Вдруг весь зал захохотал — над каким-то смешным эпизодом, но Лена не поняла, в чем дело, над чем смеются, пропустила, стала оглядываться и встретилась глазами с Викой — глаза у Вики блестели из темноты мягко и странно, и как бы издалека, и счастливо нарядно белел в темноте воротник ее пальто. Лена поняла, что Вика тоже пропустила смешное и не понимает, что там на экране. Лену стала бить дрожь, она не могла бы выговорить сейчас ни слова. Сама не понимая, что делает, — ей было теперь все равно, — она полезла вон из ряда.
— Куда ты? Малютка? Что с тобой? — зашептала Вика испуганно.
— Н-никуда. Пустите, пожалуйста, — Лена пробиралась мимо женщины в шубе, та — тоже хороша! — не сразу переменила позу, на коленях ее лежали шапка и шарф мужчины. В другой раз она бы нагрубила, сказала, что ерунду какую-то показывают, смотреть не хочется, отомстила бы и этой надушенной шубе тоже, но теперь все это казалось такой мелочью.
Это всегда так странно — уходить одной оттуда, где много людей и никто еще не уходит, а ты уходишь, от этого одного такая берет тоска, так становится одиноко — совсем уж, совсем. Лена побежала через фойе, где уже собрались люди на следующий сеанс, и на нее с любопытством посматривали, почему это человек уходит, но она пролетела быстро и всех их ненавидела тоже, и, наверное, никто не мог понять, какое у нее горе. Да и кому какое дело? Все они будут держаться в темноте за руки, сидеть тесно друг к другу, а она одна, у нее никого нет, и никто не нужен, никто.
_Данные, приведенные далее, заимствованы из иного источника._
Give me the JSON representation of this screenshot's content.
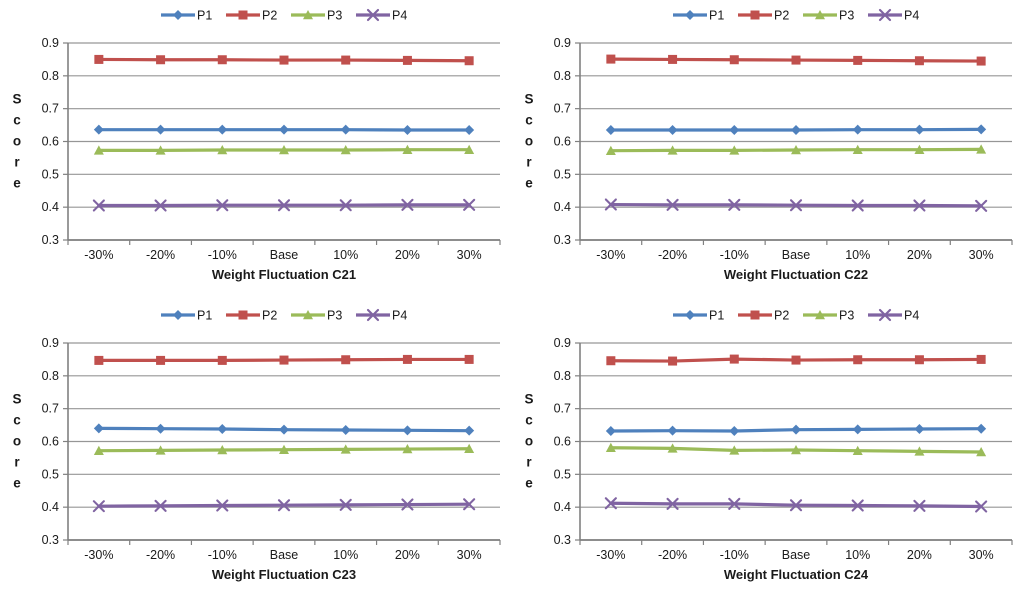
{
  "page": {
    "background": "#ffffff"
  },
  "colors": {
    "p1": "#4F81BD",
    "p2": "#C0504D",
    "p3": "#9BBB59",
    "p4": "#8064A2",
    "gridline": "#969696",
    "axis": "#808080",
    "text": "#1a1a1a"
  },
  "legend": {
    "position": "top",
    "entries": [
      {
        "label": "P1",
        "marker": "diamond",
        "color": "#4F81BD"
      },
      {
        "label": "P2",
        "marker": "square",
        "color": "#C0504D"
      },
      {
        "label": "P3",
        "marker": "triangle",
        "color": "#9BBB59"
      },
      {
        "label": "P4",
        "marker": "x",
        "color": "#8064A2"
      }
    ]
  },
  "chart_data": [
    {
      "type": "line",
      "title": "",
      "xlabel": "Weight Fluctuation C21",
      "ylabel": "Score",
      "categories": [
        "-30%",
        "-20%",
        "-10%",
        "Base",
        "10%",
        "20%",
        "30%"
      ],
      "ylim": [
        0.3,
        0.9
      ],
      "ytick_step": 0.1,
      "grid": true,
      "legend_position": "top",
      "series": [
        {
          "name": "P1",
          "marker": "diamond",
          "color": "#4F81BD",
          "values": [
            0.636,
            0.636,
            0.636,
            0.636,
            0.636,
            0.635,
            0.635
          ]
        },
        {
          "name": "P2",
          "marker": "square",
          "color": "#C0504D",
          "values": [
            0.85,
            0.849,
            0.849,
            0.848,
            0.848,
            0.847,
            0.846
          ]
        },
        {
          "name": "P3",
          "marker": "triangle",
          "color": "#9BBB59",
          "values": [
            0.573,
            0.573,
            0.574,
            0.574,
            0.574,
            0.575,
            0.575
          ]
        },
        {
          "name": "P4",
          "marker": "x",
          "color": "#8064A2",
          "values": [
            0.405,
            0.405,
            0.406,
            0.406,
            0.406,
            0.407,
            0.407
          ]
        }
      ]
    },
    {
      "type": "line",
      "title": "",
      "xlabel": "Weight Fluctuation C22",
      "ylabel": "Score",
      "categories": [
        "-30%",
        "-20%",
        "-10%",
        "Base",
        "10%",
        "20%",
        "30%"
      ],
      "ylim": [
        0.3,
        0.9
      ],
      "ytick_step": 0.1,
      "grid": true,
      "legend_position": "top",
      "series": [
        {
          "name": "P1",
          "marker": "diamond",
          "color": "#4F81BD",
          "values": [
            0.635,
            0.635,
            0.635,
            0.635,
            0.636,
            0.636,
            0.637
          ]
        },
        {
          "name": "P2",
          "marker": "square",
          "color": "#C0504D",
          "values": [
            0.851,
            0.85,
            0.849,
            0.848,
            0.847,
            0.846,
            0.845
          ]
        },
        {
          "name": "P3",
          "marker": "triangle",
          "color": "#9BBB59",
          "values": [
            0.572,
            0.573,
            0.573,
            0.574,
            0.575,
            0.575,
            0.576
          ]
        },
        {
          "name": "P4",
          "marker": "x",
          "color": "#8064A2",
          "values": [
            0.408,
            0.407,
            0.407,
            0.406,
            0.405,
            0.405,
            0.404
          ]
        }
      ]
    },
    {
      "type": "line",
      "title": "",
      "xlabel": "Weight Fluctuation C23",
      "ylabel": "Score",
      "categories": [
        "-30%",
        "-20%",
        "-10%",
        "Base",
        "10%",
        "20%",
        "30%"
      ],
      "ylim": [
        0.3,
        0.9
      ],
      "ytick_step": 0.1,
      "grid": true,
      "legend_position": "top",
      "series": [
        {
          "name": "P1",
          "marker": "diamond",
          "color": "#4F81BD",
          "values": [
            0.64,
            0.639,
            0.638,
            0.636,
            0.635,
            0.634,
            0.633
          ]
        },
        {
          "name": "P2",
          "marker": "square",
          "color": "#C0504D",
          "values": [
            0.847,
            0.847,
            0.847,
            0.848,
            0.849,
            0.85,
            0.85
          ]
        },
        {
          "name": "P3",
          "marker": "triangle",
          "color": "#9BBB59",
          "values": [
            0.572,
            0.573,
            0.574,
            0.575,
            0.576,
            0.577,
            0.578
          ]
        },
        {
          "name": "P4",
          "marker": "x",
          "color": "#8064A2",
          "values": [
            0.403,
            0.404,
            0.405,
            0.406,
            0.407,
            0.408,
            0.409
          ]
        }
      ]
    },
    {
      "type": "line",
      "title": "",
      "xlabel": "Weight Fluctuation C24",
      "ylabel": "Score",
      "categories": [
        "-30%",
        "-20%",
        "-10%",
        "Base",
        "10%",
        "20%",
        "30%"
      ],
      "ylim": [
        0.3,
        0.9
      ],
      "ytick_step": 0.1,
      "grid": true,
      "legend_position": "top",
      "series": [
        {
          "name": "P1",
          "marker": "diamond",
          "color": "#4F81BD",
          "values": [
            0.632,
            0.633,
            0.632,
            0.636,
            0.637,
            0.638,
            0.639
          ]
        },
        {
          "name": "P2",
          "marker": "square",
          "color": "#C0504D",
          "values": [
            0.846,
            0.845,
            0.851,
            0.848,
            0.849,
            0.849,
            0.85
          ]
        },
        {
          "name": "P3",
          "marker": "triangle",
          "color": "#9BBB59",
          "values": [
            0.581,
            0.579,
            0.573,
            0.574,
            0.572,
            0.57,
            0.568
          ]
        },
        {
          "name": "P4",
          "marker": "x",
          "color": "#8064A2",
          "values": [
            0.412,
            0.41,
            0.41,
            0.406,
            0.405,
            0.404,
            0.402
          ]
        }
      ]
    }
  ]
}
Она не пошла вдоль катка, где было весело и огни, а свернула в переулок, тихий и темный, сначала почти бежала и задыхалась, а потом убавила шаг. Никогда она еще не чувствовала себя такой злой. Что это? Откуда в ней было это? И не проходило чувство несчастья. Слезы сами катились из глаз. Они иногда с Маринкой наревутся вдвоем — это у них называется «плакать на тему», например, что экзамены не сдадут, или на тему «меня никто не любит» — напридумают, наговорят, такая в конце концов грусть возьмет, что невольно заплачешь. А теперь и придумывать ничего не надо, и тема очень простая: «Я одна, я одна на всем свете, никому я не нужна, никому до меня дела нет, все люди сидят парами и держатся за руки, им тепло, а я одна на темной улице… Как было бы хорошо умереть! Пусть бы они тогда почувствовали, пусть бы лили слезы, но поздно…»
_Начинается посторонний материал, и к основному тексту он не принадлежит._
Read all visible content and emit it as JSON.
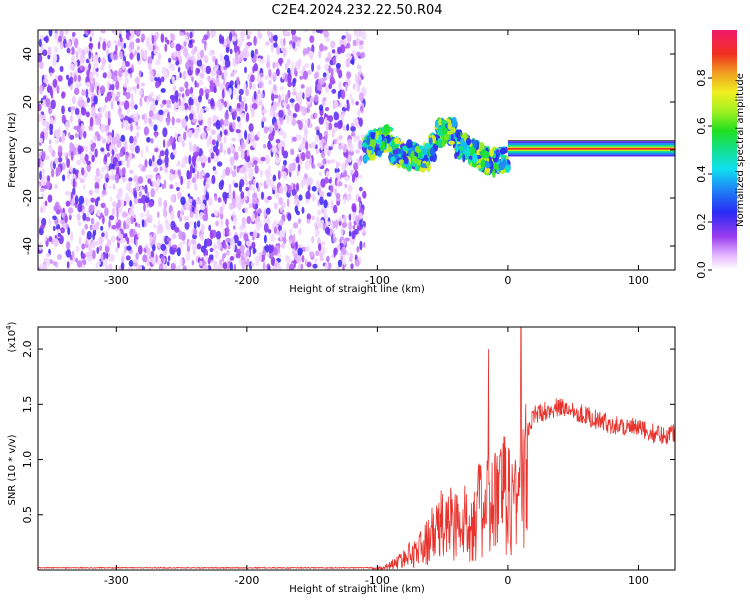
{
  "title": "C2E4.2024.232.22.50.R04",
  "colors": {
    "line": "#e8322c",
    "axis": "#000000",
    "frame": "#000000"
  },
  "chart_data": [
    {
      "type": "heatmap",
      "xlabel": "Height of straight line (km)",
      "ylabel": "Frequency (Hz)",
      "xlim": [
        -360,
        128
      ],
      "ylim": [
        -50,
        50
      ],
      "xticks": [
        -300,
        -200,
        -100,
        0,
        100
      ],
      "xtick_labels": [
        "-300",
        "-200",
        "-100",
        "0",
        "100"
      ],
      "yticks": [
        -40,
        -20,
        0,
        20,
        40
      ],
      "ytick_labels": [
        "-40",
        "-20",
        "0",
        "20",
        "40"
      ],
      "colorbar": {
        "label": "Normalized spectral amplitude",
        "range": [
          0,
          1
        ],
        "ticks": [
          0.0,
          0.2,
          0.4,
          0.6,
          0.8
        ],
        "tick_labels": [
          "0.0",
          "0.2",
          "0.4",
          "0.6",
          "0.8"
        ],
        "colormap": "rainbow"
      },
      "regions": {
        "noise_extent_km": [
          -360,
          -110
        ],
        "signal_start_km": -110,
        "clean_tone_start_km": 0,
        "clean_tone_frequency_hz": 0.5
      }
    },
    {
      "type": "line",
      "xlabel": "Height of straight line (km)",
      "ylabel": "SNR (10 * v/v)",
      "yscale_note": "(x10",
      "yscale_exponent": "4",
      "xlim": [
        -360,
        128
      ],
      "ylim": [
        0,
        2.2
      ],
      "xticks": [
        -300,
        -200,
        -100,
        0,
        100
      ],
      "xtick_labels": [
        "-300",
        "-200",
        "-100",
        "0",
        "100"
      ],
      "yticks": [
        0.5,
        1.0,
        1.5,
        2.0
      ],
      "ytick_labels": [
        "0.5",
        "1.0",
        "1.5",
        "2.0"
      ],
      "series": [
        {
          "envelope_x": [
            -360,
            -105,
            -95,
            -85,
            -75,
            -65,
            -55,
            -45,
            -35,
            -25,
            -15,
            -10,
            -5,
            0,
            5,
            10,
            15,
            20,
            30,
            40,
            50,
            60,
            70,
            80,
            90,
            100,
            110,
            120,
            128
          ],
          "envelope_y": [
            0.02,
            0.02,
            0.03,
            0.1,
            0.2,
            0.3,
            0.5,
            0.65,
            0.55,
            0.75,
            0.8,
            0.9,
            0.95,
            0.95,
            0.9,
            1.05,
            1.25,
            1.4,
            1.45,
            1.47,
            1.45,
            1.4,
            1.35,
            1.32,
            1.3,
            1.28,
            1.24,
            1.22,
            1.25
          ],
          "spikes_x": [
            -15,
            10
          ],
          "spikes_y": [
            2.0,
            2.2
          ]
        }
      ]
    }
  ]
}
Когда Вика вернулась в двенадцатом часу домой, Лена еще не спала: стирала в ванной над умывальником чулки и воротнички. Вика заглянула в ванную и, будто что-то вспомнила, вошла. Выражение у нее сделалось решительное, она затворила за собой дверь и крючок набросила. Остановилась у Лены за спиной. Они видели друг друга в зеркале — у Лены лицо, распухшее от слез и угрюмое, на голове неуклюже повязана косынка ситцевая, Вика румяная с мороза, красивая, рот свеженакрашен (наверное, в подъезде, у самой двери красила).
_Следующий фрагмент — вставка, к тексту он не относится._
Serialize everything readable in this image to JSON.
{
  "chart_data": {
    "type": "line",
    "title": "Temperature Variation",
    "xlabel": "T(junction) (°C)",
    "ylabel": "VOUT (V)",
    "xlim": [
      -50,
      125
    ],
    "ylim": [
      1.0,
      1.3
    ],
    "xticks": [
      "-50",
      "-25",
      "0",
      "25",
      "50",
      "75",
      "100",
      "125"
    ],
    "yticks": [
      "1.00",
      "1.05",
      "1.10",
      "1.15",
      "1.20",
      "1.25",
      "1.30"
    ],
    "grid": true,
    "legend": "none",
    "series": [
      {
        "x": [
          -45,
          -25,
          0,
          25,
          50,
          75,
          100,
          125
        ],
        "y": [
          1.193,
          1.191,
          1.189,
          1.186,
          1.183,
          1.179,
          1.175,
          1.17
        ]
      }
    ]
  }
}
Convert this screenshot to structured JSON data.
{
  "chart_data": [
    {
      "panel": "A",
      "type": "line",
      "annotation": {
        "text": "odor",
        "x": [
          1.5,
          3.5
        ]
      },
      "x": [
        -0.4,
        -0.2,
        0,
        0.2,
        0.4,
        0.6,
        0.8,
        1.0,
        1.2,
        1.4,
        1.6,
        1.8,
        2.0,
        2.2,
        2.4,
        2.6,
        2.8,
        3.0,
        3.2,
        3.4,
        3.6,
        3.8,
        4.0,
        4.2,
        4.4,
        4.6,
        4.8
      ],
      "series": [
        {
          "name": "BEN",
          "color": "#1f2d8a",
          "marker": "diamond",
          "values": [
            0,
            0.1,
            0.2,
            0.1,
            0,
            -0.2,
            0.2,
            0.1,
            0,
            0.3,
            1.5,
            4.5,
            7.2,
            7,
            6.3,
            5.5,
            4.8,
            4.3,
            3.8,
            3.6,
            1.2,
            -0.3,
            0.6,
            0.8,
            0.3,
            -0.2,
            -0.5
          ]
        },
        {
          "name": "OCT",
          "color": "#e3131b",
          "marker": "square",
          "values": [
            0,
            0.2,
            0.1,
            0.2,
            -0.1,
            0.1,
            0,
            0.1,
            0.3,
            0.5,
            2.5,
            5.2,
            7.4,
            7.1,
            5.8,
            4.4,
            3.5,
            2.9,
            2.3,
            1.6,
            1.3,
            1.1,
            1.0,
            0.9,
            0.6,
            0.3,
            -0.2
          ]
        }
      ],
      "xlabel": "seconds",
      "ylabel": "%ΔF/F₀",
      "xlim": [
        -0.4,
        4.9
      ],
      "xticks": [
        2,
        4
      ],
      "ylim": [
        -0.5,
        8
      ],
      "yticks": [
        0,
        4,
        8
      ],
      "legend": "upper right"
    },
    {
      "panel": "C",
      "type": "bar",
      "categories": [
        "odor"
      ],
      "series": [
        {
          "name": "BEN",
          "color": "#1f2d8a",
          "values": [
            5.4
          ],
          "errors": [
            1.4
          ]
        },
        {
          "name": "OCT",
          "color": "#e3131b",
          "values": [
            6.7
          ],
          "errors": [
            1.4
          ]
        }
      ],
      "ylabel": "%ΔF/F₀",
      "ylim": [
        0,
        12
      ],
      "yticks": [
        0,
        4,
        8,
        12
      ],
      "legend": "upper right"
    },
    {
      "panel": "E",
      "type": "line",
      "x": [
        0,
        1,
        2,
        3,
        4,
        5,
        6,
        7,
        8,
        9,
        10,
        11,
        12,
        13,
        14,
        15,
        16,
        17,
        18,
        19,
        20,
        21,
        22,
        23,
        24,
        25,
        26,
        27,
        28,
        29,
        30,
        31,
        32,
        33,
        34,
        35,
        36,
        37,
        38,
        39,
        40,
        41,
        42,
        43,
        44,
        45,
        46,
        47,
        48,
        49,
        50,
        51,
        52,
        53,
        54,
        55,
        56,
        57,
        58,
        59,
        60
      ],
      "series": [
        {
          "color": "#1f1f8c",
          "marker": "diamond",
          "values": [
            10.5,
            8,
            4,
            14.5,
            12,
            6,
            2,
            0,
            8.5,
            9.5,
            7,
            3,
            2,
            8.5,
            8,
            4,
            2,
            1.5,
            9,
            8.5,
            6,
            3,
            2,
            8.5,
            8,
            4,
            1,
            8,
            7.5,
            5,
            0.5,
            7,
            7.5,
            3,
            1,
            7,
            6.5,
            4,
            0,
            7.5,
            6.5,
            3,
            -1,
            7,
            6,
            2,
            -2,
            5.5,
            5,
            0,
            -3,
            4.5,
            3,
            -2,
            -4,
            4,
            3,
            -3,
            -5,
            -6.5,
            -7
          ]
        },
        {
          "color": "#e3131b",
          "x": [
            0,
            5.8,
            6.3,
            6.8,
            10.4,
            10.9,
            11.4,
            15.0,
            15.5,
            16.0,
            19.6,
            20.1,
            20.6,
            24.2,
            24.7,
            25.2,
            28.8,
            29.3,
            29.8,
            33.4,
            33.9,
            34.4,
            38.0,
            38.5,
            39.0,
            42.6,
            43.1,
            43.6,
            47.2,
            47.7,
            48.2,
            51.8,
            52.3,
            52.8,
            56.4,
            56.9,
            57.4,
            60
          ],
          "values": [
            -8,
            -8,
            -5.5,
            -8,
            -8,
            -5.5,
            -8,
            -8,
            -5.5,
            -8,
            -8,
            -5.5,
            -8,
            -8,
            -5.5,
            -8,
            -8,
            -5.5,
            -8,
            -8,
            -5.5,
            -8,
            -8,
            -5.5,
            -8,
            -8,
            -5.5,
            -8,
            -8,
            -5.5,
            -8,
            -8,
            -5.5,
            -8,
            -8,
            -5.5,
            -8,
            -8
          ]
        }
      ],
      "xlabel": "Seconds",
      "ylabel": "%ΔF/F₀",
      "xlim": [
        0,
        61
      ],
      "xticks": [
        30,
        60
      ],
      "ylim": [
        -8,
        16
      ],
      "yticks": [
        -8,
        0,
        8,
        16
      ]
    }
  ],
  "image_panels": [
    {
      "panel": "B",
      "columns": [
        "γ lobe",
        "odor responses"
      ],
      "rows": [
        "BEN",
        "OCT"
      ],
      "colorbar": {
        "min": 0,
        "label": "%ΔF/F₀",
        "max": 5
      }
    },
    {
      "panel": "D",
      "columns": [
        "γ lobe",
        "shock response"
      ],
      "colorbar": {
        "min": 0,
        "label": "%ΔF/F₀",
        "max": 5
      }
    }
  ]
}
— Хорошо, что ты не спишь, я хотела с тобой поговорить.
Взгляд у сестры был отчужденный, изучающий. Лене не по себе стало; показалось, что Вика сейчас будет ее уличать в чем-то. Злость уже прошла, и было какое-то бессилие и безразличие. Зачем она дверь закрыла, что-нибудь это значит.
— Твое поведение недопустимо. Я понимаю: переходный возраст и все такое, но надо же приличия хоть какие-то соблюдать.
Лена продолжала стирать и не смотрела больше в зеркало, она боялась, что Вика заговорит сейчас про Алешу.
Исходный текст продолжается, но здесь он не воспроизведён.